Aklına bir zamanlar okuduğu bir hikâye geldi. Hikâyedeki kadın yalnızdı ve hayatında her şey çok monotondu; öyle monotondu ki her güne ait bir kıyafet belirlemişti. Pazartesi günü gri, Salı günü kahverengi, Çarşamba günü sarı şeklinde, her gün için ayrı renkte bir kıyafet ayarlamıştı. Bu kıyafetler aksamadan, ayarlandığı şekilde ve renkte giyiliyordu. Saç şekli hep aynıydı. Toplanıp tam tepede tutturulmuş bir topuzla ciddi bir görünüm elde ediliyordu. Kadının bu monotonluğu, bu yalnızlığı her gün, aynı saatte önünden geçerken bir gazete aldığı gazete satıcısının dikkatini çekmiş ve kadını incelemeye başlamıştı. Ve hatta kadının kıyafetlerinden o günün hangi gün olduğunu tahmin edebiliyordu. Fakat bir gün kadın gazetecinin önünden gazete almadan geçip gitmişti.

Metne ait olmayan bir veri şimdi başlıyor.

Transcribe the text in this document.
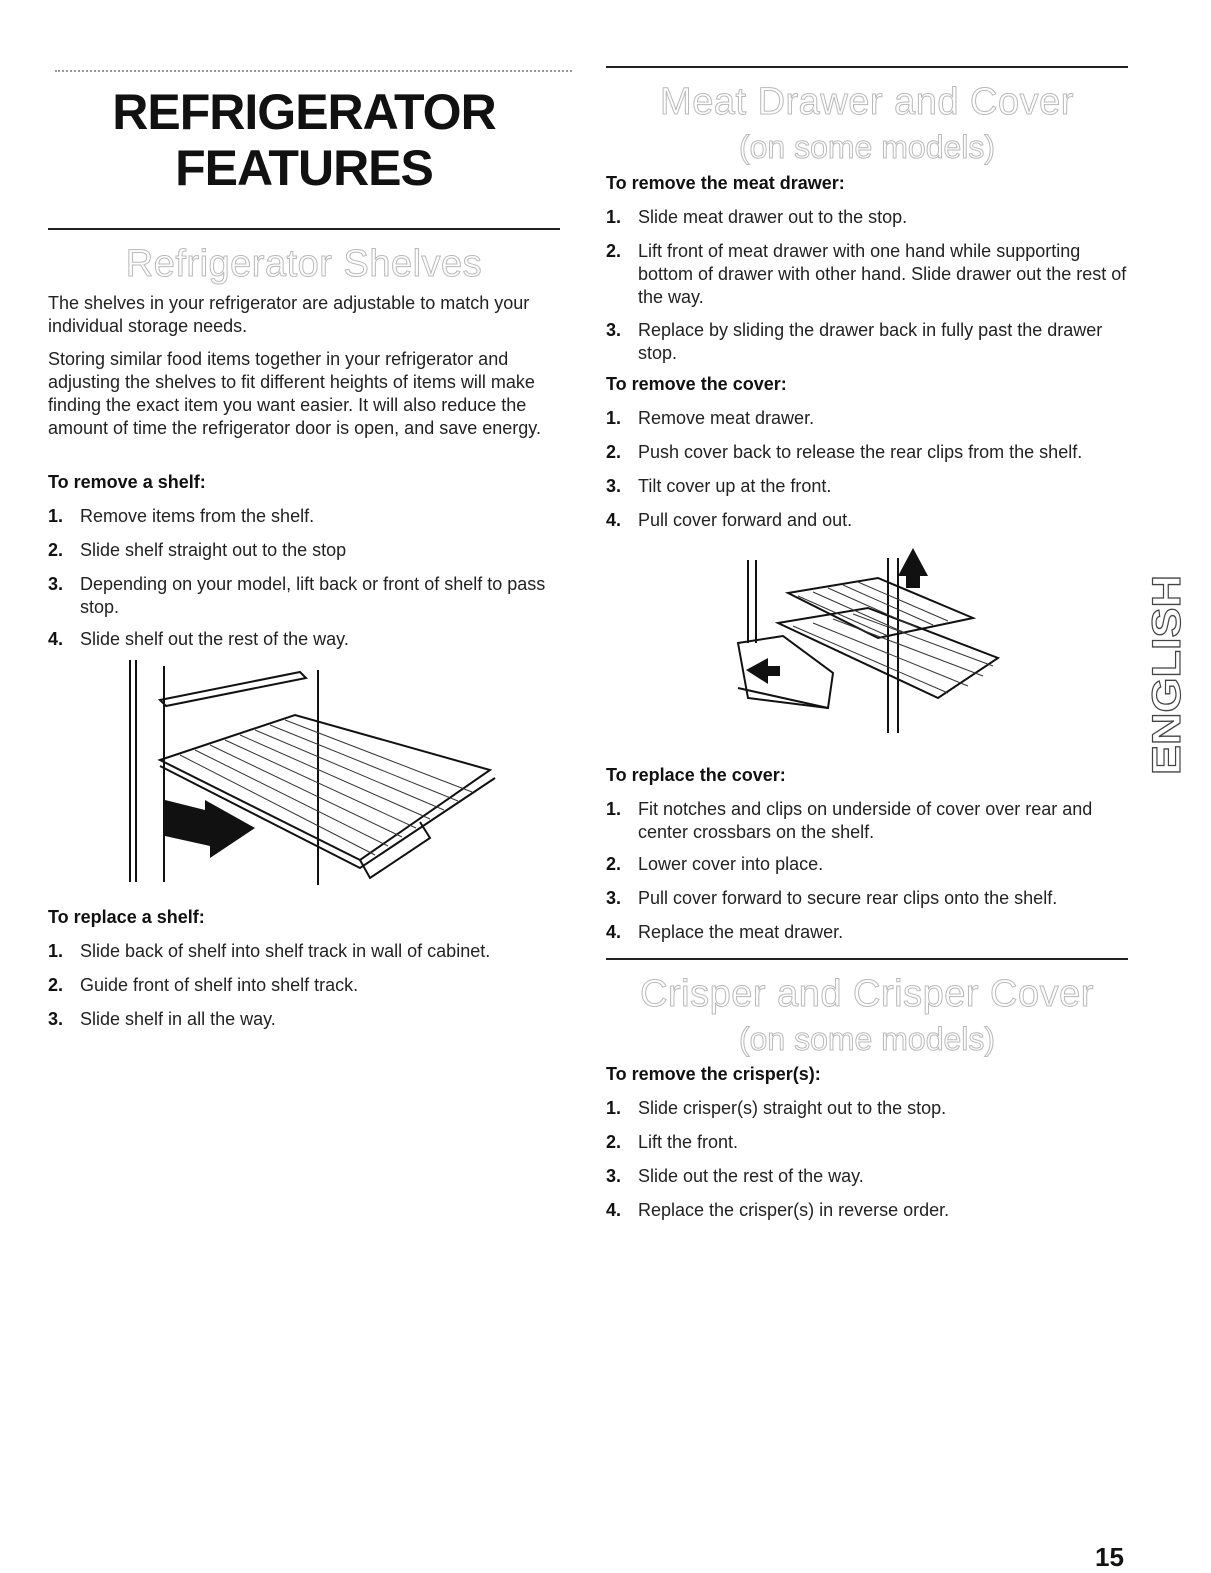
REFRIGERATOR
FEATURES
Refrigerator Shelves
The shelves in your refrigerator are adjustable to match your individual storage needs.
Storing similar food items together in your refrigerator and adjusting the shelves to fit different heights of items will make finding the exact item you want easier. It will also reduce the amount of time the refrigerator door is open, and save energy.
To remove a shelf:
1. Remove items from the shelf.
2. Slide shelf straight out to the stop
3. Depending on your model, lift back or front of shelf to pass stop.
4. Slide shelf out the rest of the way.
To replace a shelf:
1. Slide back of shelf into shelf track in wall of cabinet.
2. Guide front of shelf into shelf track.
3. Slide shelf in all the way.
Meat Drawer and Cover
(on some models)
To remove the meat drawer:
1. Slide meat drawer out to the stop.
2. Lift front of meat drawer with one hand while supporting bottom of drawer with other hand. Slide drawer out the rest of the way.
3. Replace by sliding the drawer back in fully past the drawer stop.
To remove the cover:
1. Remove meat drawer.
2. Push cover back to release the rear clips from the shelf.
3. Tilt cover up at the front.
4. Pull cover forward and out.
To replace the cover:
1. Fit notches and clips on underside of cover over rear and center crossbars on the shelf.
2. Lower cover into place.
3. Pull cover forward to secure rear clips onto the shelf.
4. Replace the meat drawer.
Crisper and Crisper Cover
(on some models)
To remove the crisper(s):
1. Slide crisper(s) straight out to the stop.
2. Lift the front.
3. Slide out the rest of the way.
4. Replace the crisper(s) in reverse order.
ENGLISH
15
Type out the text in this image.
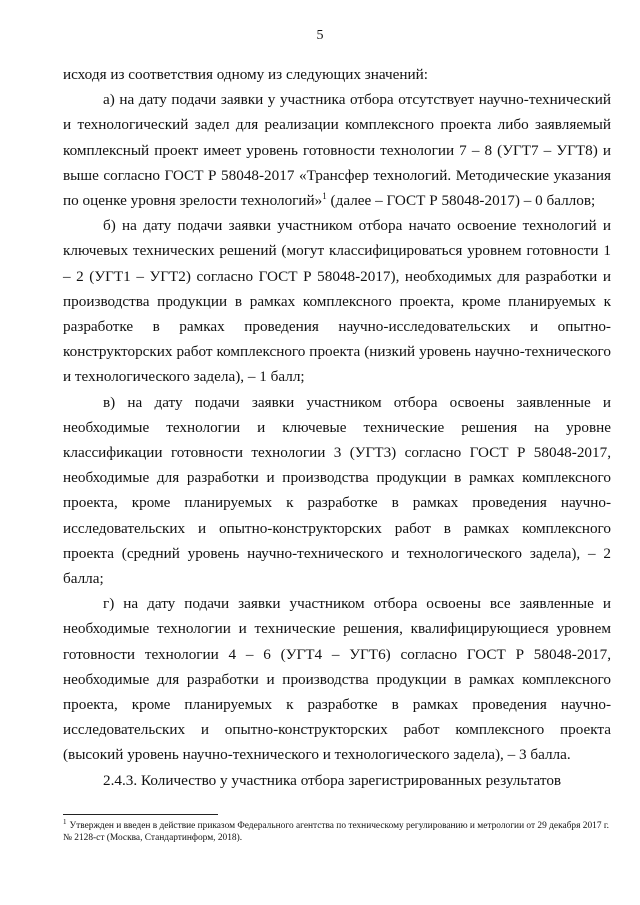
5

исходя из соответствия одному из следующих значений:

а) на дату подачи заявки у участника отбора отсутствует научно-технический и технологический задел для реализации комплексного проекта либо заявляемый комплексный проект имеет уровень готовности технологии 7 – 8 (УГТ7 – УГТ8) и выше согласно ГОСТ Р 58048-2017 «Трансфер технологий. Методические указания по оценке уровня зрелости технологий»$^1$ (далее – ГОСТ Р 58048-2017) – 0 баллов;

б) на дату подачи заявки участником отбора начато освоение технологий и ключевых технических решений (могут классифицироваться уровнем готовности 1 – 2 (УГТ1 – УГТ2) согласно ГОСТ Р 58048-2017), необходимых для разработки и производства продукции в рамках комплексного проекта, кроме планируемых к разработке в рамках проведения научно-исследовательских и опытно-конструкторских работ комплексного проекта (низкий уровень научно-технического и технологического задела), – 1 балл;

в) на дату подачи заявки участником отбора освоены заявленные и необходимые технологии и ключевые технические решения на уровне классификации готовности технологии 3 (УГТ3) согласно ГОСТ Р 58048-2017, необходимые для разработки и производства продукции в рамках комплексного проекта, кроме планируемых к разработке в рамках проведения научно-исследовательских и опытно-конструкторских работ в рамках комплексного проекта (средний уровень научно-технического и технологического задела), – 2 балла;

г) на дату подачи заявки участником отбора освоены все заявленные и необходимые технологии и технические решения, квалифицирующиеся уровнем готовности технологии 4 – 6 (УГТ4 – УГТ6) согласно ГОСТ Р 58048-2017, необходимые для разработки и производства продукции в рамках комплексного проекта, кроме планируемых к разработке в рамках проведения научно-исследовательских и опытно-конструкторских работ комплексного проекта (высокий уровень научно-технического и технологического задела), – 3 балла.

2.4.3. Количество у участника отбора зарегистрированных результатов

$^1$ Утвержден и введен в действие приказом Федерального агентства по техническому регулированию и метрологии от 29 декабря 2017 г. № 2128-ст (Москва, Стандартинформ, 2018).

O gün günlerden Pazartesiydi ve kadının ne saçları toplanmıştı ve ne de üzerinde Pazartesi kıyafeti vardı. Adam afallamıştı. Kadını daha da yakından takip etmeye başladı. Birkaç gün sonra bir akşamüzeri bir adamla yandaki parkta buluştuklarını ve oldukça samimi bir şekilde birbirlerine sarılıp yürüyüş yaptıklarını görünce kadındaki değişikliğin nedenini anladı; artık yalnız değildi. Onun adına sevindi, içinde tuhaf bir sevinç belirdi; bu kez her gün ışıl ışıl önünden geçmesi ve yüzünde gülücüklerle “Günaydın” demesi alışkanlık yaptı adamda. Aradan epey bir süre geçtikten sonra, bir sabah kadının aynı saatte, üzerinde o günün kıyafetiyle, kendisinden bir gazete almasıyla yeniden yalnızlığına dönmüş olduğunu anladı.
“Hayır” diye geçirdi içinden. “Ben bu kadar zayıf olmayacağım. Yalnızlığım beni böylesi boğmayacak.” O anda gökyüzünden yırtılırcasına dökülen yağmurla koşar adım parktan çıkıp en yakın mağazanın saçağı altında kendine bir yer buldu. Dönüp mağazanın vitrinine bakarken cama yansıyan silueti gözüne çarptı. Saçlarının biçimsizliği, üzerindeki kıyafetin uyumsuzluğu ve yüzündeki solgun görünüm bir anda içine bir korku sapladı. Yalnızlığının daha ilk gününde bırakmıştı bile kendini. Ani bir kararla mağazadan içeri girdi, cıvıl cıvıl renkte kıyafetleri denemeye başladı.
Elinde paketlerle mağazadan çıktığında yağmur da durmuştu ve tam o anda oradan geçen bir taksiyi durdurdu. Her zaman gittiği kuaförün adresini verdi. Kuaföre doğru giderken bildiği o lüks lokantayı aradı ve tek kişilik bir masa rezerve etti. Yüzünde acı bir gülümseme vardı…gözlerinde solgun bir ışık.